Horst D. Deckert

Meine Kunden kommen fast alle aus Deutschland, obwohl ich mich schon vor 48 Jahren auf eine lange Abenteuerreise begeben habe.

So hat alles angefangen:

Am 1.8.1966 begann ich meine Ausbildung, 1969 mein berufsbegleitendes Studium im Öffentlichen Recht und Steuerrecht.

Seit dem 1.8.1971 bin ich selbständig und als Spezialist für vermeintlich unlösbare Probleme von Unternehmern tätig.

Im Oktober 1977 bin ich nach Griechenland umgezogen und habe von dort aus mit einer Reiseschreibmaschine und einem Bakelit-Telefon gearbeitet. Alle paar Monate fuhr oder flog ich zu meinen Mandanten nach Deutschland. Griechenland interessierte sich damals nicht für Steuern.

Bis 2008 habe ich mit Unterbrechungen die meiste Zeit in Griechenland verbracht. Von 1995 bis 2000 hatte ich meinen steuerlichen Wohnsitz in Belgien und seit 2001 in Paraguay.

Von 2000 bis 2011 hatte ich einen weiteren steuerfreien Wohnsitz auf Mallorca. Seit 2011 lebe ich das ganze Jahr über nur noch in Paraguay.

Mein eigenes Haus habe ich erst mit 62 Jahren gebaut, als ich es bar bezahlen konnte. Hätte ich es früher gebaut, wäre das nur mit einer Bankfinanzierung möglich gewesen. Dann wäre ich an einen Ort gebunden gewesen und hätte mich einschränken müssen. Das wollte ich nicht.

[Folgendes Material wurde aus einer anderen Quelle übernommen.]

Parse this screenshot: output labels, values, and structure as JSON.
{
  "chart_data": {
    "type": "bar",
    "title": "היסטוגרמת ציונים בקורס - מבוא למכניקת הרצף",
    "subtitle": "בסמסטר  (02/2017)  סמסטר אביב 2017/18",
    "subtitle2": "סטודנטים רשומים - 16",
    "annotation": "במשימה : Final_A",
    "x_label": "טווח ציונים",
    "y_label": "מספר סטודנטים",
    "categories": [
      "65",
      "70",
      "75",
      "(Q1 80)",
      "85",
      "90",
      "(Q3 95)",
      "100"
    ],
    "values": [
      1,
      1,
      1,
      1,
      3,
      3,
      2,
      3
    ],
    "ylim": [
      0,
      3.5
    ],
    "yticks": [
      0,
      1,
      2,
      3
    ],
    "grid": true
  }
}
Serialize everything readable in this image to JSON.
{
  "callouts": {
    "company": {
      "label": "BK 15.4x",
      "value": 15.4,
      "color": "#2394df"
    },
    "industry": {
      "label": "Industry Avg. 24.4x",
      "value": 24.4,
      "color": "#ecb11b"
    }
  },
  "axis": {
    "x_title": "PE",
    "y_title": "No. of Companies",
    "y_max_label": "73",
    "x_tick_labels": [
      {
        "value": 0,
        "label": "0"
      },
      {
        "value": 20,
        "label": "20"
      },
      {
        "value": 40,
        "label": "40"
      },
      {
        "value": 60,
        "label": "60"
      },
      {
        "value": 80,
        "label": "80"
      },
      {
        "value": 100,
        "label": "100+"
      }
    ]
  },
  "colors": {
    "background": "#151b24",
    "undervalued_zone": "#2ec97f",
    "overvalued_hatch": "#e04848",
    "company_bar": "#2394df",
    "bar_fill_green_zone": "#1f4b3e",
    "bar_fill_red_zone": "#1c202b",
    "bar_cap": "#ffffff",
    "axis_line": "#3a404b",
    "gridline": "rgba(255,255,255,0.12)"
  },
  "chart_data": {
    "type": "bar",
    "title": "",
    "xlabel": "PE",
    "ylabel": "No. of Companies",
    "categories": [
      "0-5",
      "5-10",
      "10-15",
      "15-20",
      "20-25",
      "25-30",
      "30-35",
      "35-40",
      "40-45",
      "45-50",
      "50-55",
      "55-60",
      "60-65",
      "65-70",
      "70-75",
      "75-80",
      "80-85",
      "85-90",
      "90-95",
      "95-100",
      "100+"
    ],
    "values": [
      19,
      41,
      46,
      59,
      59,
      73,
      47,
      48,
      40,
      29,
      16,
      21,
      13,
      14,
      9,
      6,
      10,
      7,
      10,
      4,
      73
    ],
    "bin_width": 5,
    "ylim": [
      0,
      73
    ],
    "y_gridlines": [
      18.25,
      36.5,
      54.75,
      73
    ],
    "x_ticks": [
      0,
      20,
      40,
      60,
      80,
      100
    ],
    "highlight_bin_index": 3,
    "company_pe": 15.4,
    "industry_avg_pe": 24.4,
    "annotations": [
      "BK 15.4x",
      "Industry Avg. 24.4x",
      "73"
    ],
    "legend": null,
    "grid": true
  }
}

Mein Leben lang habe ich das Angenehme mit dem Nützlichen verbunden. Seit 2014 war ich nicht mehr in Europa. Viele meiner Kunden kommen nach Paraguay, um sich von mir unter vier Augen beraten zu lassen, etwa 200 Investoren und Unternehmer pro Jahr.

Mit den meisten Kunden funktioniert das aber auch wunderbar online oder per Telefon.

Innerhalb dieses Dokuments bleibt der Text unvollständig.